Border Patrol SWAT Units to Provide Backup for ICE Raids
Editor-at-Large
The Trump Administration is taking a bold new step in apprehending undocumented immigrants in sanctuary cities by deploying para-military SWAT units on ICE raids.
Starting next week and running through May, 100 specially-trained SWAT agents will be sent to Atlanta, Boston, Chicago, Detroit, Houston, Los Angeles, New Orleans, New York, San Francisco, and Newark, New Jersey, from their border assignments where they usually raid smuggling operations full of guns and drugs.
The special units are known as Border Tactical units, or BORTAC, and use Special Forces-style training and equipment, including body armor, sniper rifles, and stun grenades.
Matthew T. Albence, ICE’s acting director, defended the deployment of the special units as a response to sanctuary cities that have adopted policies to limit local police from assisting federal agencies in immigration-related cases.
“As we have noted for years, in jurisdictions where we are not allowed to assume custody of aliens from jails, our officers are forced to make at-large arrests of criminal aliens who have been released into communities,” Albence said. “When sanctuary cities release these criminals back to the street, it increases the occurrence of preventable crimes, and more importantly, preventable victims.”
But critics of immigration crackdowns maintain that having local police help enforce deportations damages their credibility with the communities they police every day. Cities that have adopted policies that limit local police from participating in immigration enforcement efforts are known as “sanctuary cities”.
President Trump has attempted to punish so-called sanctuary cities by cutting federal funding, as well as fighting lawsuits from states and local governments that have sued the federal government over such cuts.
Even a past commissioner of the Border Patrol feels that the escalation of sending BORTAC teams along on immigration raids is a “significant mistake.”
“If you were a police chief and you were going to make an apprehension for a relatively minor offense, you don’t send the SWAT team, and BORTAC is the SWAT team,” said Gil Kerlikowske, the former commissioner who served under President Obama from 2014 to 2017. “They’re trained for much more hazardous missions than this.”

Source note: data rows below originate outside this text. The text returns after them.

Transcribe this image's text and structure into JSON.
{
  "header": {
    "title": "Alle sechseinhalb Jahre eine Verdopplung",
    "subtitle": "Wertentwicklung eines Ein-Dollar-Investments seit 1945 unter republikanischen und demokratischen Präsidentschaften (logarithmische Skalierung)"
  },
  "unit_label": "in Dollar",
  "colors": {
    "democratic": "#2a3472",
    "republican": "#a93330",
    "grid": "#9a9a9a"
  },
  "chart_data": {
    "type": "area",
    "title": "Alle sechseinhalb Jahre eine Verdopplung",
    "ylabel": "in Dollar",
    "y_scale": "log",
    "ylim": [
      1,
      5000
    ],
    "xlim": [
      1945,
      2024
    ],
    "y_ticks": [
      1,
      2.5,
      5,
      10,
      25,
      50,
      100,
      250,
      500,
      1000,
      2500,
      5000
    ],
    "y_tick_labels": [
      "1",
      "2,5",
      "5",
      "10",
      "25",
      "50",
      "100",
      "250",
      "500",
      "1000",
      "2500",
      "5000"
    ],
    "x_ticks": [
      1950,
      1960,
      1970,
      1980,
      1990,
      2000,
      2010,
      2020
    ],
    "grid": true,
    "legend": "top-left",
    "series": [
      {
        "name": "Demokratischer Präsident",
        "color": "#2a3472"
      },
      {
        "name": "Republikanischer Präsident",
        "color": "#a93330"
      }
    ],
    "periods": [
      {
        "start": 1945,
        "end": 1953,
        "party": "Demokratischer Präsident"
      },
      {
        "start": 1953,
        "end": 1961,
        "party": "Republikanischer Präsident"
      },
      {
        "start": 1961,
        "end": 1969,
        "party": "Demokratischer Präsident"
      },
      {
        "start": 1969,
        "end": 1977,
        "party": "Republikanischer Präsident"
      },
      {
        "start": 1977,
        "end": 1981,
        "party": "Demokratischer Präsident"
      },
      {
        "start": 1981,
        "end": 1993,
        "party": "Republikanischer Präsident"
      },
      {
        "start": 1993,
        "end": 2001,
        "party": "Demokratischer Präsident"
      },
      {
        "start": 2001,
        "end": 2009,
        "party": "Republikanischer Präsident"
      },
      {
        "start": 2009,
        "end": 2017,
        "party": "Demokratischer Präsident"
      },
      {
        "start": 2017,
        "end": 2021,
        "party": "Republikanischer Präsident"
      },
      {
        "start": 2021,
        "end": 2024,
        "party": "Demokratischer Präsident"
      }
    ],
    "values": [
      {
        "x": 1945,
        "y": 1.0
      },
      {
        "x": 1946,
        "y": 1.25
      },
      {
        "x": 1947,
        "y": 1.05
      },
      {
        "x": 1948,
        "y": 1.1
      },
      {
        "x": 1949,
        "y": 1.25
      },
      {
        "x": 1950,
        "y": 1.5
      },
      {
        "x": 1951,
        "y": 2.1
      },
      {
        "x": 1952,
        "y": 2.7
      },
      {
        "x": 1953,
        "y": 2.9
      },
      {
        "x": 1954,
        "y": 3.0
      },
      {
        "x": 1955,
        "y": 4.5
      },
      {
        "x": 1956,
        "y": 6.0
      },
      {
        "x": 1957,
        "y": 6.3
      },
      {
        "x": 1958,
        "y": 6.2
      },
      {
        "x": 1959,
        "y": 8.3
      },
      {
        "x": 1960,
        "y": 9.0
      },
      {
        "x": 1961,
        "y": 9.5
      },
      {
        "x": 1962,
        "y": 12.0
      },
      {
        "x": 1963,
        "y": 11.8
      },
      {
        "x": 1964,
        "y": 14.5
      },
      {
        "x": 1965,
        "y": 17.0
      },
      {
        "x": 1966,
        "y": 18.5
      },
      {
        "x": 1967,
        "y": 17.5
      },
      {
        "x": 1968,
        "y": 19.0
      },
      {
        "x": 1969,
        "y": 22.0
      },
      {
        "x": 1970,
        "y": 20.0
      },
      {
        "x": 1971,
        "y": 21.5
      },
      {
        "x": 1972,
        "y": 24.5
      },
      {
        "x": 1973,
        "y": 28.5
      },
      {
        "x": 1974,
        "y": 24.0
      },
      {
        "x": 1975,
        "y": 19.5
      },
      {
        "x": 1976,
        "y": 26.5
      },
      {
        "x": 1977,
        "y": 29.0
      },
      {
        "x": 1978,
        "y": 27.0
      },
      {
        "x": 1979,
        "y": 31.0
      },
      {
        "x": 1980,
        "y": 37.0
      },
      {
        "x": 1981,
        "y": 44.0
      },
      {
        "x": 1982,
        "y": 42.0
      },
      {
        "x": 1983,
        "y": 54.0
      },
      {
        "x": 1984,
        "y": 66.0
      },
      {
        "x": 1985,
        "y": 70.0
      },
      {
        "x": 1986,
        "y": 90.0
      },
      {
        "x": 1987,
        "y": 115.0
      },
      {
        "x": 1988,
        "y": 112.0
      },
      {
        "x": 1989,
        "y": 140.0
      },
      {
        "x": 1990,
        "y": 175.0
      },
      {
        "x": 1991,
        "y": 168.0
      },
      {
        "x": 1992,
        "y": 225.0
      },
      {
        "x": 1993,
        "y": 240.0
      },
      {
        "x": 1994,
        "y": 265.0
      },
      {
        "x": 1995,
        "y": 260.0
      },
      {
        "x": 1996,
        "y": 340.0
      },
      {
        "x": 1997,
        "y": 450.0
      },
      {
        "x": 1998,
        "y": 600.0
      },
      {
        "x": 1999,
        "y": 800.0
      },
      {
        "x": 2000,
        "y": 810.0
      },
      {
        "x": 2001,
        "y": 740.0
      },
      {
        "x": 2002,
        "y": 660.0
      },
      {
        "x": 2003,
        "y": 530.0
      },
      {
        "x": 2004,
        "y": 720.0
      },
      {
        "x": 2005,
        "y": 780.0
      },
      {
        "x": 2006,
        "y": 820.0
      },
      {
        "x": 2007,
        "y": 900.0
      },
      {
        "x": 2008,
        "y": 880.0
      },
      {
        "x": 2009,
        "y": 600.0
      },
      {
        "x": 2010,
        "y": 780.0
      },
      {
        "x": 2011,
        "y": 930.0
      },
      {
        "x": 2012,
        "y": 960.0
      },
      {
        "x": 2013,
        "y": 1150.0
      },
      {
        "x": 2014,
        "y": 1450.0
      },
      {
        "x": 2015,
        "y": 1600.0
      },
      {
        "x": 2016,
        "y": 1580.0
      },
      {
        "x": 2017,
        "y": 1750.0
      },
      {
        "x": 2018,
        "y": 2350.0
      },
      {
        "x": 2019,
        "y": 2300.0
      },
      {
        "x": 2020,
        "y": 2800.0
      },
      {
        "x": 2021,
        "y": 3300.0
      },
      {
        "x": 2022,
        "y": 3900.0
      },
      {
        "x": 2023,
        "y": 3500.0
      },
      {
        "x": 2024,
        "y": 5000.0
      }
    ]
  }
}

Critics argue that the use of such SWAT units is only a show of force because immigration agents are limited in their powers compared to local police or sheriff’s deputies.
Immigration agents enforce civil infractions for immigration violations, not criminal violations, so they are not allowed to forcibly enter properties in order to make arrests by knocking doors down or raiding locations.
The most visible case of the use of BORTAC agents was in 2000 when then-6-year-old Elian Gonzalez (pictured above) was taken from his relatives in Miami during a custody battle after the boy was rescued at sea while attempting to flee Cuba.
Elian’s mother and step-father had died at sea, and his biological father in Cuba wanted Elian returned to him. When the family could not come to an agreement with immigration officials, ICE and BORTAC agents entered his relatives’ home in Miami and retrieved Elian by force.
The picture of a heavily-armed BORTAC agent pointing an automatic submachine gun at the young boy became front-page news and sparked criticism that the Border Patrol had overreacted in handling the case.